After the first 45 minutes or so of relatively testy exchanges passed I began to wonder why Jiang didn't cut things short with "we have time for just one more question."
A quick backgrounder:
On Friday and Saturday, foreign journalists across Beijing got calls from Chinese security officers reminding them to follow all relevant rules and regulations concerning reporting in China.
Everyone knew the context -- a call for public protests in cities across China on Sunday, posted on U.S.-based website boxun.com. But no one knew what, exactly, the calls meant. Had the rules changed?
There'd been a small item in Chinese media* suggesting we might now need prior approval to report in the city -- an apparent adjustment to national regulations.
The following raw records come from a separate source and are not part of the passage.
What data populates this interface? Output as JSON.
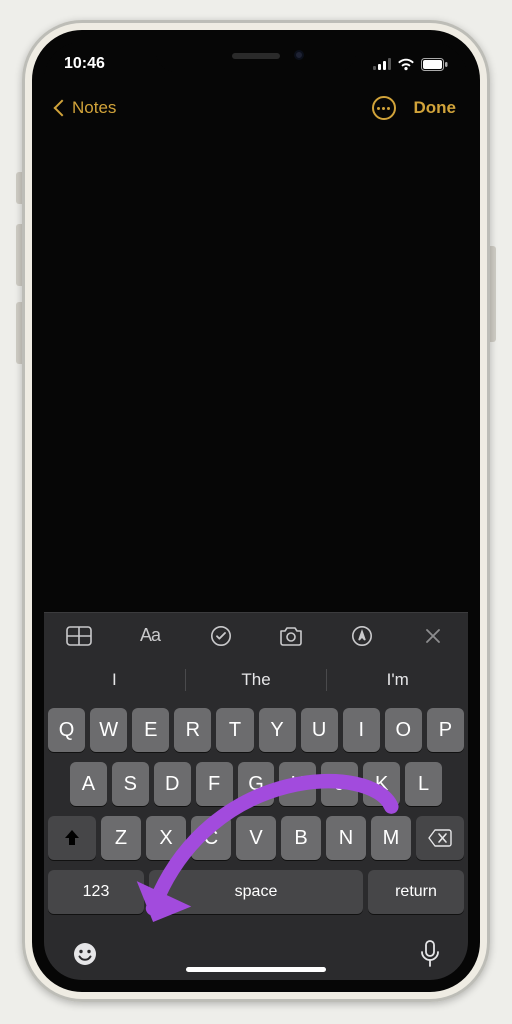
{
  "status": {
    "time": "10:46"
  },
  "nav": {
    "back_label": "Notes",
    "done_label": "Done"
  },
  "toolbar": {
    "aa_label": "Aa"
  },
  "predictions": {
    "slot1": "I",
    "slot2": "The",
    "slot3": "I'm"
  },
  "keyboard": {
    "row1": [
      "Q",
      "W",
      "E",
      "R",
      "T",
      "Y",
      "U",
      "I",
      "O",
      "P"
    ],
    "row2": [
      "A",
      "S",
      "D",
      "F",
      "G",
      "H",
      "J",
      "K",
      "L"
    ],
    "row3": [
      "Z",
      "X",
      "C",
      "V",
      "B",
      "N",
      "M"
    ],
    "num_label": "123",
    "space_label": "space",
    "return_label": "return"
  }
}
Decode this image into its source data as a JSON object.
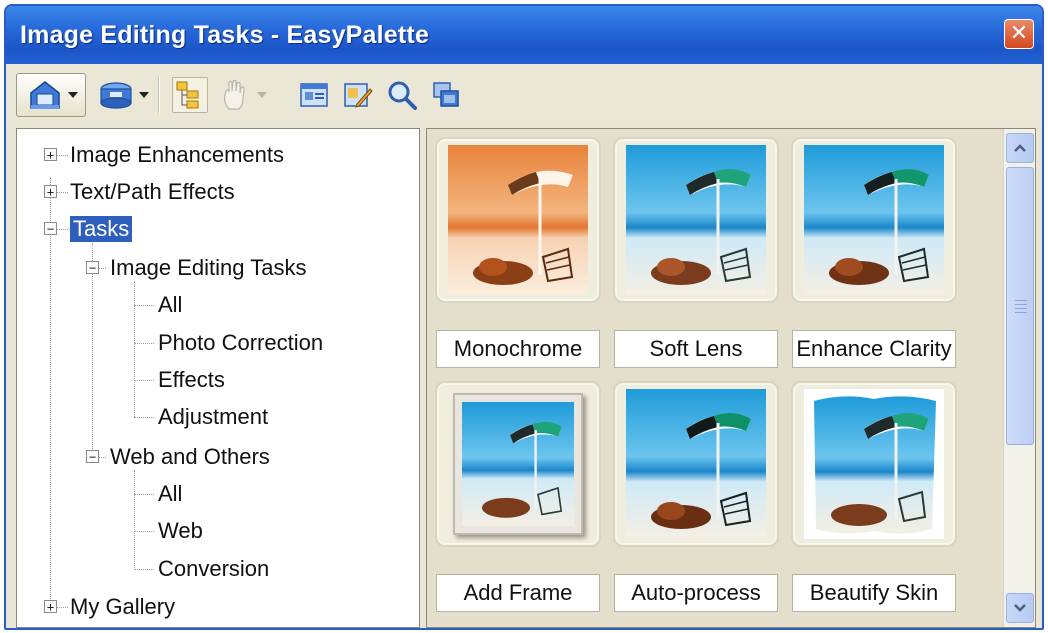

Some of those who went to the site of the announced gathering, the Wangfujing Street shopping area, were pushed around or detained by police and men in plain clothes who were obviously coordinating with the police. There was no actual protest held, but the security presence was intense (a picture I took that afternoon is below).
* China Daily
Updated: 2011-02-25 07:54
Regulation on reporting
Journalists must apply for approval, in accordance with relevant laws and regulations, before they conduct interviews in Beijing, according to the information office of the Beijing municipal government.
They must also obtain permission from potential interviewees (work units or individuals) and carry a valid press card, according to a notice issued on Thursday.
Journalists are also required to abide by relevant regulations, it added.